L’Espagne est le principal pari de la société américaine à l’échelle mondiale pour les six prochains mois, a déclaré un porte-parole. BlackRock détient 104 milliards d’euros (119 milliards de dollars) d’actions, de dette, d’actifs des marchés privés et d’actifs immobiliers espagnols, a-t-il ajouté.

Pourtant, l’investissement net global des États-Unis en Espagne a chuté de 1,9 milliard d’euros au premier trimestre 2026, selon le ministère espagnol de l’Économie.
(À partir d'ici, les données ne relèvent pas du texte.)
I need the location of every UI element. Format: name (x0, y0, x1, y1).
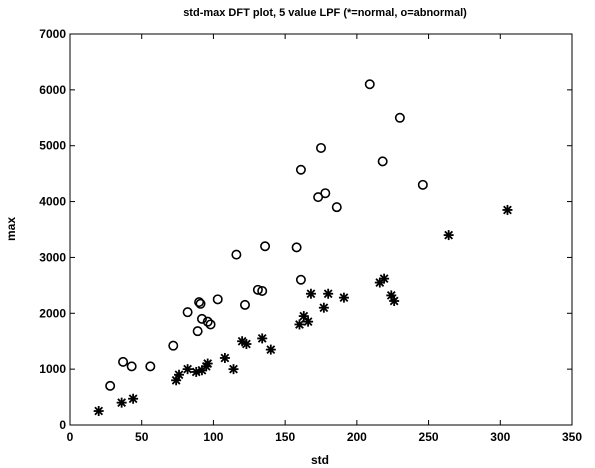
x-tick-label: 100 (203, 430, 223, 444)
data-point-circle (194, 297, 205, 308)
data-point-circle (118, 356, 129, 367)
data-point-asterisk (116, 397, 127, 408)
data-point-asterisk (202, 358, 213, 369)
data-point-circle (182, 307, 193, 318)
data-point-circle (231, 249, 242, 260)
data-point-asterisk (265, 344, 276, 355)
data-point-asterisk (305, 288, 316, 299)
normal-series (93, 204, 513, 417)
x-tick-label: 50 (135, 430, 149, 444)
data-point-circle (315, 142, 326, 153)
data-point-circle (252, 284, 263, 295)
plot-area-frame (69, 33, 573, 426)
data-point-circle (417, 179, 428, 190)
abnormal-series (105, 79, 428, 391)
data-point-asterisk (443, 230, 454, 241)
y-tick-label: 1000 (39, 362, 66, 376)
x-tick-label: 300 (490, 430, 510, 444)
data-point-asterisk (294, 319, 305, 330)
data-point-asterisk (379, 273, 390, 284)
data-point-asterisk (318, 302, 329, 313)
data-point-asterisk (241, 339, 252, 350)
x-tick-label: 200 (347, 430, 367, 444)
y-tick-label: 3000 (39, 250, 66, 264)
y-tick-label: 0 (59, 418, 66, 432)
y-tick-label: 6000 (39, 83, 66, 97)
y-axis: 0 1000 2000 3000 4000 5000 6000 7000 (39, 27, 572, 432)
y-tick-label: 7000 (39, 27, 66, 41)
data-point-asterisk (228, 364, 239, 375)
x-tick-label: 150 (275, 430, 295, 444)
data-point-circle (212, 294, 223, 305)
data-point-circle (202, 316, 213, 327)
data-point-circle (192, 326, 203, 337)
y-axis-label: max (4, 217, 18, 241)
data-point-circle (295, 164, 306, 175)
data-point-circle (145, 361, 156, 372)
data-point-circle (394, 112, 405, 123)
data-point-asterisk (389, 295, 400, 306)
data-point-asterisk (128, 393, 139, 404)
data-point-circle (331, 202, 342, 213)
data-point-circle (105, 380, 116, 391)
x-axis: 0 50 100 150 200 250 300 350 (67, 34, 582, 444)
y-tick-label: 5000 (39, 139, 66, 153)
data-point-circle (320, 188, 331, 199)
data-point-circle (126, 361, 137, 372)
data-point-circle (196, 313, 207, 324)
data-point-asterisk (303, 316, 314, 327)
data-point-circle (205, 319, 216, 330)
x-tick-label: 350 (562, 430, 582, 444)
data-point-asterisk (174, 369, 185, 380)
chart-title: std-max DFT plot, 5 value LPF (*=normal,… (183, 7, 467, 19)
data-point-circle (295, 274, 306, 285)
data-point-circle (291, 242, 302, 253)
data-point-asterisk (182, 364, 193, 375)
x-tick-label: 0 (67, 430, 74, 444)
data-points (93, 79, 513, 417)
data-point-asterisk (257, 333, 268, 344)
x-tick-label: 250 (419, 430, 439, 444)
data-point-circle (260, 241, 271, 252)
data-point-circle (168, 340, 179, 351)
data-point-circle (257, 285, 268, 296)
data-point-circle (195, 298, 206, 309)
y-tick-label: 4000 (39, 195, 66, 209)
data-point-asterisk (323, 288, 334, 299)
data-point-asterisk (338, 292, 349, 303)
data-point-circle (239, 299, 250, 310)
data-point-asterisk (298, 311, 309, 322)
x-axis-label: std (311, 453, 329, 467)
data-point-asterisk (502, 204, 513, 215)
data-point-circle (377, 156, 388, 167)
data-point-asterisk (219, 352, 230, 363)
data-point-asterisk (93, 406, 104, 417)
data-point-circle (364, 79, 375, 90)
y-tick-label: 2000 (39, 306, 66, 320)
L’Espagne est le premier exportateur mondial d’huile d’olive et vend également des pièces automobiles, de l’acier, des produits chimiques et du vin aux États-Unis, même si les analystes la considèrent comme moins vulnérable aux menaces de représailles économiques de Trump que d’autres économies européennes.

Le secteur viticole espagnol était déjà confronté à un marché américain plus difficile avant les dernières menaces de Trump. Les exportations de vin espagnol ont baissé de 4,3 % en valeur et de 2,6 % en volume en 2025, selon l’OIVE (Organisation interprofessionnelle du vin espagnol), citée par le cabinet de conseil ERA Group.